4 formas de tratar con clientes descontentos

No hay nada peor que te llegue un correo electrónico de un cliente molesto. Mirar el celular y ya leer el preview de ese cliente que está descontento ¡nada hace que nuestro corazón lata más fuerte y venga esa sensación de angustia! 

Con el tiempo, nos vamos a dar cuenta de que no todos los clientes van a estar 100% felices durante nuestra relación profesional, pero afortunadamente podemos navegar estos tiempos con un plan estudiado de emergencia.

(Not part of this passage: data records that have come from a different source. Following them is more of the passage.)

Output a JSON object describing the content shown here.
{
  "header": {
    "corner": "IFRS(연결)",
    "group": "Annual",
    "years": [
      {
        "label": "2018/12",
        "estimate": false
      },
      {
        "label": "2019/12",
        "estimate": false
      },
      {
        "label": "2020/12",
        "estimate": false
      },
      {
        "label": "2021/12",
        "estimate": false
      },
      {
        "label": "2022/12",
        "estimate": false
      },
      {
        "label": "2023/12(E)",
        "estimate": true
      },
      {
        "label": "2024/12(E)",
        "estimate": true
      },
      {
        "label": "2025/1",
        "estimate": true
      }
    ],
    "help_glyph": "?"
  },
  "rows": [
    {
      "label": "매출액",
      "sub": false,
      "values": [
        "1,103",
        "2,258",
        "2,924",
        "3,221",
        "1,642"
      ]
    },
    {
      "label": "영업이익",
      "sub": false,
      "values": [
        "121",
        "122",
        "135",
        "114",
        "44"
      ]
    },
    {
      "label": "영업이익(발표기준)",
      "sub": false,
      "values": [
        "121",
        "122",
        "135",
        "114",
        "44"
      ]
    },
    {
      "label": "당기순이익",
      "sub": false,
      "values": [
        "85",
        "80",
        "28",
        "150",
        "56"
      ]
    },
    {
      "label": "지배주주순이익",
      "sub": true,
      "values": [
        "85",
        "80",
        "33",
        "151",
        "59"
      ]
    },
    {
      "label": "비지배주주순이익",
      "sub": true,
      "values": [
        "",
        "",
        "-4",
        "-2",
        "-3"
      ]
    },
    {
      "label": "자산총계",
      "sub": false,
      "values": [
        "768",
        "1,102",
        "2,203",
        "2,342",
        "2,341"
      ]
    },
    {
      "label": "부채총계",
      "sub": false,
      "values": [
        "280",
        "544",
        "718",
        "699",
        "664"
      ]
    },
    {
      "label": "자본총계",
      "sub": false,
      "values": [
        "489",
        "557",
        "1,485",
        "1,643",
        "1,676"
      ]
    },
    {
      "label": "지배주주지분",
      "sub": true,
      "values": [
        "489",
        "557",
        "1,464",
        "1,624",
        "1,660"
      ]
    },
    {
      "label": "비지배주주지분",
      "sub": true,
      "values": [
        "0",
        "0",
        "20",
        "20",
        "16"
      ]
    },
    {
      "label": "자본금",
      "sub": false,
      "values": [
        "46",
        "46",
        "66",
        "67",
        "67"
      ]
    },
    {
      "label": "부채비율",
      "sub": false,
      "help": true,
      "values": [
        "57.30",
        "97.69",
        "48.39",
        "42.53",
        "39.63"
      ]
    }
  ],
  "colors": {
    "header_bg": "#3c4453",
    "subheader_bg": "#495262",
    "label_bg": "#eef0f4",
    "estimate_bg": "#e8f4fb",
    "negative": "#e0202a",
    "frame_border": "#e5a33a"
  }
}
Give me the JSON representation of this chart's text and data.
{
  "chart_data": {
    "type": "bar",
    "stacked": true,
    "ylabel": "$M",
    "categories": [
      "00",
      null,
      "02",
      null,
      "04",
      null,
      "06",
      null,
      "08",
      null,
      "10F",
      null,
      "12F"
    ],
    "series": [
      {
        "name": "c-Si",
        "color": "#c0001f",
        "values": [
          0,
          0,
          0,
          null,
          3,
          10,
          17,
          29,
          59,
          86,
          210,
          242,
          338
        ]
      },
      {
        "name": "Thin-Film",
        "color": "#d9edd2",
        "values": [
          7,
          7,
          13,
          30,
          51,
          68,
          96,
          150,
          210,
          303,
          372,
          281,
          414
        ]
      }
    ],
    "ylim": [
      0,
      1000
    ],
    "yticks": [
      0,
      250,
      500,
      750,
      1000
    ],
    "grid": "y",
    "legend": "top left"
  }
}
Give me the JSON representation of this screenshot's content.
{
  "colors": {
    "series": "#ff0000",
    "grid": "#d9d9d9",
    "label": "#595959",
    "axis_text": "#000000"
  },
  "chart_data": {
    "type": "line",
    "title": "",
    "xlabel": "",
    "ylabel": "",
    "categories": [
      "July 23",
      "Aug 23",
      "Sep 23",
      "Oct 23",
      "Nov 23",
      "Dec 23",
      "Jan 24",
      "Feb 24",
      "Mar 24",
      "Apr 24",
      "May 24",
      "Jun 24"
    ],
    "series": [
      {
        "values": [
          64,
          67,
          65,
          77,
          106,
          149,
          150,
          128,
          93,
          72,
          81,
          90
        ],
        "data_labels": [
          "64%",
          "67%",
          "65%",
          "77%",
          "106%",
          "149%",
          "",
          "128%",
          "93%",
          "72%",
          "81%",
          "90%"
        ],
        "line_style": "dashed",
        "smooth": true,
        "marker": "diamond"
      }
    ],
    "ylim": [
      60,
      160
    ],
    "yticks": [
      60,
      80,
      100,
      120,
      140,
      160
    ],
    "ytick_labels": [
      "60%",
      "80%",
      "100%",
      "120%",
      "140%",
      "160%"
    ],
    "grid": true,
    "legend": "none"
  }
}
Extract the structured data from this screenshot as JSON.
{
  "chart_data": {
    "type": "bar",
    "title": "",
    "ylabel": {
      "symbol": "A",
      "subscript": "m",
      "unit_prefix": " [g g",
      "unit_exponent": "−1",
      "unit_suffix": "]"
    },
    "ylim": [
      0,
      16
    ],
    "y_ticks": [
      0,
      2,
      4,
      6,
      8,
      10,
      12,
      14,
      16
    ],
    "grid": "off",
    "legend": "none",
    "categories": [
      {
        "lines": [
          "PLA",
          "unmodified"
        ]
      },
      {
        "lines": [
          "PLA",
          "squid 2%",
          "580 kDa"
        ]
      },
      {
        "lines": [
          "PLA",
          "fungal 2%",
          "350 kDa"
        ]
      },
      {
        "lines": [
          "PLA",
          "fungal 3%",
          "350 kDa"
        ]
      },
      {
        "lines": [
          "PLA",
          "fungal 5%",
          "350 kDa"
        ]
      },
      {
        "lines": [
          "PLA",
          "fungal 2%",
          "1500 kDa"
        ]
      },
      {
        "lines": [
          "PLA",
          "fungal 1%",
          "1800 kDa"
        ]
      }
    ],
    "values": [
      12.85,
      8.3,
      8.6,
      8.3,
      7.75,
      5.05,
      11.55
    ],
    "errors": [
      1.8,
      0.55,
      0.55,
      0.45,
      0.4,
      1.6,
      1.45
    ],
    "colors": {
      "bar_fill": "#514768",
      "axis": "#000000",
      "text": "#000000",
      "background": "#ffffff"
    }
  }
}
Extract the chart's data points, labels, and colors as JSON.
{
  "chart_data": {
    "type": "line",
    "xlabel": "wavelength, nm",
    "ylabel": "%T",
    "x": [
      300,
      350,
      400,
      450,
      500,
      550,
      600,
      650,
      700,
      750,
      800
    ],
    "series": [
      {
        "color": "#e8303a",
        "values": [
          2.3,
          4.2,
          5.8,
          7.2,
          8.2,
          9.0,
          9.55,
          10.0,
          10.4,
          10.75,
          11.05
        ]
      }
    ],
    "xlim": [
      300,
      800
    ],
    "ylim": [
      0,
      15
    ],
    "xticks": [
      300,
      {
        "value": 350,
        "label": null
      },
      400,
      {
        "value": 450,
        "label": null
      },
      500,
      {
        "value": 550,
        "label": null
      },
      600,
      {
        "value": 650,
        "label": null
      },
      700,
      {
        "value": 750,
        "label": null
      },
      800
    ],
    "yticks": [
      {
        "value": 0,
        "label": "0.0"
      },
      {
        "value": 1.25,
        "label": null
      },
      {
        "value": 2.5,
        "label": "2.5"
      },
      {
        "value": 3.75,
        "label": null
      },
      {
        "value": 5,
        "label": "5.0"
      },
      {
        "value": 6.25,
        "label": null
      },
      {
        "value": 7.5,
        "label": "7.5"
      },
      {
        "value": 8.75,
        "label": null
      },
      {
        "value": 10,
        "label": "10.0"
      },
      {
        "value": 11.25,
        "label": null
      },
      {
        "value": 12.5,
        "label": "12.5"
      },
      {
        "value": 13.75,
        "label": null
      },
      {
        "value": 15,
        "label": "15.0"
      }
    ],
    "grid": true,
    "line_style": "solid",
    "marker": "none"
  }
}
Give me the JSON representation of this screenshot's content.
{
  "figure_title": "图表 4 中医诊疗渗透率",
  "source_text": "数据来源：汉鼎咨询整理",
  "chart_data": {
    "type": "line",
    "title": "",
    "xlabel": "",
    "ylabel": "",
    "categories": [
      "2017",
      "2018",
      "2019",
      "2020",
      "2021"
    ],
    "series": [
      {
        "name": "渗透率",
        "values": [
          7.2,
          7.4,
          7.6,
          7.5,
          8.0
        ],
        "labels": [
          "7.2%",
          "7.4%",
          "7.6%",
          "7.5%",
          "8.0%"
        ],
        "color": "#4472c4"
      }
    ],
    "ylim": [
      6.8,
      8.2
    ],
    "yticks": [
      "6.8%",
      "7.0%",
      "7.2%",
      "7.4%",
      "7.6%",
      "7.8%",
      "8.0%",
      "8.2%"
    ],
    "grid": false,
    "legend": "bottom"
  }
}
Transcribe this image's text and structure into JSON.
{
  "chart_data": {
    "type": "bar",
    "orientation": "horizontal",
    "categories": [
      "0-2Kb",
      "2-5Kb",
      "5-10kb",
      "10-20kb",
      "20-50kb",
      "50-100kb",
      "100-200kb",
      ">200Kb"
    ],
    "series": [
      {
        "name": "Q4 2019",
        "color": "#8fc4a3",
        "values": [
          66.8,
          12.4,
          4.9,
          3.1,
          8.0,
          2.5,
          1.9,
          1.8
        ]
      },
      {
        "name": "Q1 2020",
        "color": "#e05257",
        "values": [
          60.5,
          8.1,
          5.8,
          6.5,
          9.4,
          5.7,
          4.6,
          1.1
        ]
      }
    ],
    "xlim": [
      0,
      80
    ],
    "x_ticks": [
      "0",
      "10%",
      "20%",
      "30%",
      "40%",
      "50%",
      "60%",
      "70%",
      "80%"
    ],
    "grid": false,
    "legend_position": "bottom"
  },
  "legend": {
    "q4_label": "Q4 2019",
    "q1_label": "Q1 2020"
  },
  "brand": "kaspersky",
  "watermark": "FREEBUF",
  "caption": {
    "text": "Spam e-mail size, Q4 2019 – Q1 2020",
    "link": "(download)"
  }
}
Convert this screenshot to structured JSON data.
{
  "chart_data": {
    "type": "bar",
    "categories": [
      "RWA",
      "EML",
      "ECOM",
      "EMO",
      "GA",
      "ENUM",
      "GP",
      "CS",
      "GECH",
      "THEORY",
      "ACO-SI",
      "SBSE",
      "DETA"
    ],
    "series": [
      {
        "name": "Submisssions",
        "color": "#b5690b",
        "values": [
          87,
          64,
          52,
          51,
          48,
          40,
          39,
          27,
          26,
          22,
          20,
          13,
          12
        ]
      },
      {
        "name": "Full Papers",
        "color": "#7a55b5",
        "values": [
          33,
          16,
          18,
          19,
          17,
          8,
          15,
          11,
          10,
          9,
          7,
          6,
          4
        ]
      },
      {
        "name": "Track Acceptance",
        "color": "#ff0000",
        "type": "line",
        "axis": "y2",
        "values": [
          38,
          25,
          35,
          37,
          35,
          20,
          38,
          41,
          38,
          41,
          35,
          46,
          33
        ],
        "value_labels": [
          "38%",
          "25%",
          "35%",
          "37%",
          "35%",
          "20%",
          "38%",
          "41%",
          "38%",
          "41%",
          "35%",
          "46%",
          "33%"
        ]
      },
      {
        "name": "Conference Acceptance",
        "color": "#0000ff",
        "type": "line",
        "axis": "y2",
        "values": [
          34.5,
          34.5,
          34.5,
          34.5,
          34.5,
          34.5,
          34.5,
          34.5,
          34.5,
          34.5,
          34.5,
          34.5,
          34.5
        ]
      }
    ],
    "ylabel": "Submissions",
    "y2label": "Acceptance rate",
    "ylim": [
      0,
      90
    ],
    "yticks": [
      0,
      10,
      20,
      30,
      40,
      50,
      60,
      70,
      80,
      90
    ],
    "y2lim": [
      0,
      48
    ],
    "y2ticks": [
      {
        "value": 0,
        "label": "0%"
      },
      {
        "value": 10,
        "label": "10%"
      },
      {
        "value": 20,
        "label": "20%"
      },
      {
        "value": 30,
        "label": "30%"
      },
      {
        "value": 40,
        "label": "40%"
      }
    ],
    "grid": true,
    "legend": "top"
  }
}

1. Escuchar y descifrar a tu cliente.

Permitirles hablar tranquilamente sobre sus preocupaciones mientras vos realmente los escuchas. Tratá de hacer preguntas que te ayuden a comprender mejor su perspectiva. En lugar de usar este tiempo para estar a la defensiva, adoptá la mentalidad de comprender cómo la expectativa de tu cliente ha salido mal en este caso. ¿Tu cliente está molesto por algo que podes arreglar rápidamente, como la comunicación, o es algo más grande, como que el producto final no es lo que esperaba? Reducí la preocupación a algo que tenga una solución viable.

2. No lo tomes como algo personal.

En el mundo profesional, es fácil tomarse las cosas personalmente, pero al final del día, son solo negocios. Tu cliente está molesto porque siente que no está obteniendo el valor por el que ha pagado, pero su mente está más orientada hacia la inversión financiera que hizo a más que a vos personalmente. Ayudalos a comprender el valor de tus servicios y dónde aportaste valor más allá de lo que realmente pagó. Si él cree que no ha realizado realmente las tareas que te pidió, considerá la posibilidad de emitir un reembolso -aunque sea parcial- a tu cliente. Esta puede ser una solución fácil para un cliente insatisfecho que busca una solución física al problema.

3. Buscá una solución que los haga felices a ambos.

Preguntales qué creen que sería justo y escuchá lo que tienen para decir. Pensá en cómo se siente acerca de tu oferta. Si la solución que sugerís no le parece justa, respondé con algo que creas que satisfará las preocupaciones de ambos. Es importante asegurarse de que tu cliente esté satisfecho con el resultado que vos decidas porque el objetivo es, en última instancia, sacarlo de su mentalidad infeliz.

4. Crecer a partir de esto.

¿Podrías haber evitado potencialmente que esto sucediera? Si bien es difícil complacer a algunos clientes, intentar usar esto como un aprendizaje sobre cómo se puede aumentar la comunicación o los flujos de trabajo con tus clientes. Si esto es algo que se puede prevenir en el futuro, hagamos lo que podamos para mantenernos pro activos y mantener satisfechos a nuestros clientes.

La próxima vez que reciba un correo electrónico angustiante de alguien que no está muy contento con tu trabajo, no te asustes. Nos pasa a todos y no significa que no seas un buen profesional. Con una buena comunicación y una actitud positiva, esto se puede revertir y convertir en una historia de éxito.